Program in Transplantation Biology, Clinical Research Division, Fred Hutchinson Cancer Research Center, Seattle, Washington 98109-1024, USA.
Molecular Therapy (Impact Factor: 6.23). 08/2008; 16(7):1340-6. DOI: 10.1038/mt.2008.102
Source: PubMed

ABSTRACT Duchenne Muscular Dystrophy (DMD) is the most common and severe form of muscular dystrophy in humans. The goal of myogenic stem cell transplant therapy for DMD is to increase dystrophin expression in existing muscle fibers and to provide a source of stem cells for future muscle generation. Although syngeneic myogenic stem cell transplants have been successful in mice, allogeneic transplants of myogenic stem cells were ineffective in several human trials. To determine whether allogeneic muscle progenitor cells can be successfully transplanted in an immune-tolerant recipient, we induced immune tolerance in two DMD-affected (cxmd) dogs through hematopoietic cell transplantation (HCT).
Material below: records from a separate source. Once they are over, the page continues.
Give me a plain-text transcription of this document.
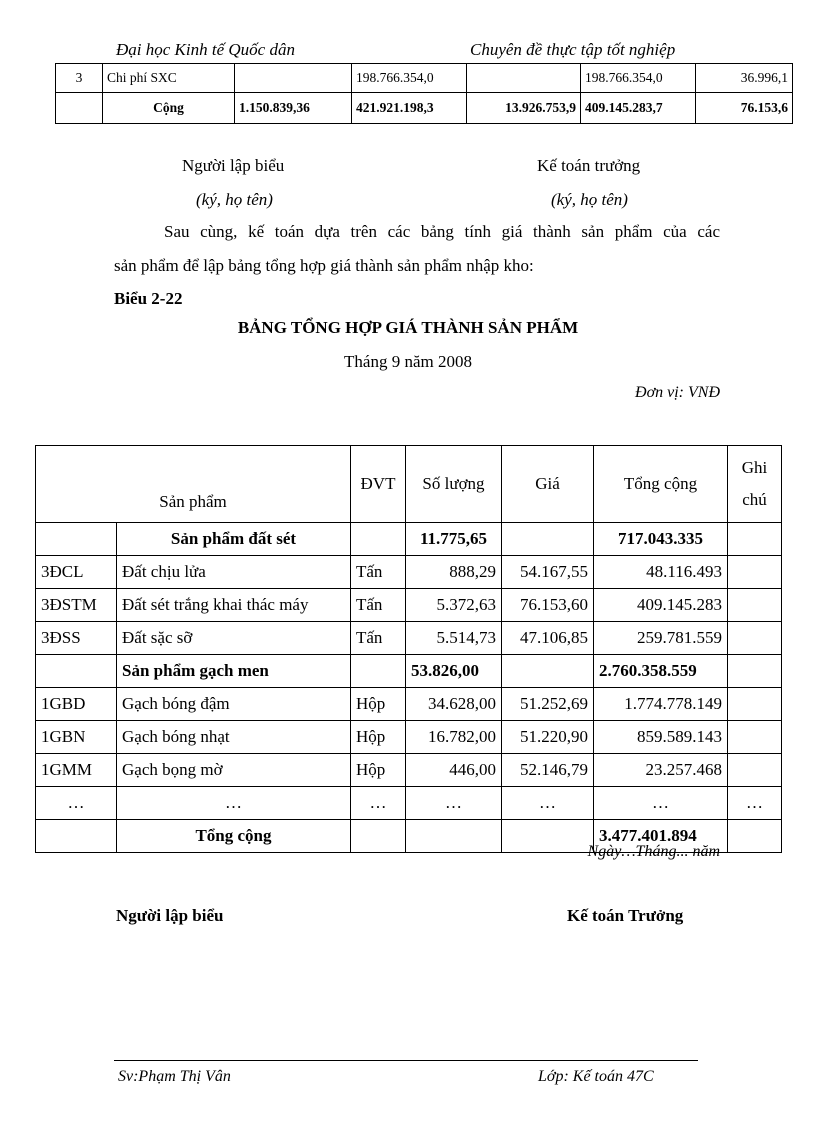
Đại học Kinh tế Quốc dân	Chuyên đề thực tập tốt nghiệp
3	Chi phí SXC		198.766.354,0		198.766.354,0	36.996,1
	Cộng	1.150.839,36	421.921.198,3	13.926.753,9	409.145.283,7	76.153,6
Người lập biểu
(ký, họ tên)
Kế toán trưởng
(ký, họ tên)
Sau cùng, kế toán dựa trên các bảng tính giá thành sản phẩm của các
sản phẩm để lập bảng tổng hợp giá thành sản phẩm nhập kho:
Biểu 2-22
BẢNG TỔNG HỢP GIÁ THÀNH SẢN PHẨM
Tháng 9 năm 2008
Đơn vị: VNĐ
Sản phẩm		ĐVT	Số lượng	Giá	Tổng cộng	Ghi
chú

	Sản phẩm đất sét		11.775,65		717.043.335	
3ĐCL	Đất chịu lửa	Tấn	888,29	54.167,55	48.116.493	
3ĐSTM	Đất sét trắng khai thác máy	Tấn	5.372,63	76.153,60	409.145.283	
3ĐSS	Đất sặc sỡ	Tấn	5.514,73	47.106,85	259.781.559	
	Sản phẩm gạch men		53.826,00		2.760.358.559	
1GBD	Gạch bóng đậm	Hộp	34.628,00	51.252,69	1.774.778.149	
1GBN	Gạch bóng nhạt	Hộp	16.782,00	51.220,90	859.589.143	
1GMM	Gạch bọng mờ	Hộp	446,00	52.146,79	23.257.468	
…	…	…	…	…	…	…
	Tổng cộng				3.477.401.894	
Ngày…Tháng... năm
Người lập biểu	Kế toán Trưởng
Sv:Phạm Thị Vân	Lớp: Kế toán 47C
Injection of freshly isolated muscle-derived cells from the HCT donor into either fully or partially chimeric xmd recipients restored dystrophin expression up to 6.48% of wild-type levels, reduced the number of centrally located nuclei, and improved muscle structure. Dystrophin expression was maintained for at least 24 weeks. Taken together, these data indicate that immune tolerance to donor myoblasts provides an important platform from which to further improve myoblast transplantation, with the goal of restoring dystrophin expression to patients with DMD.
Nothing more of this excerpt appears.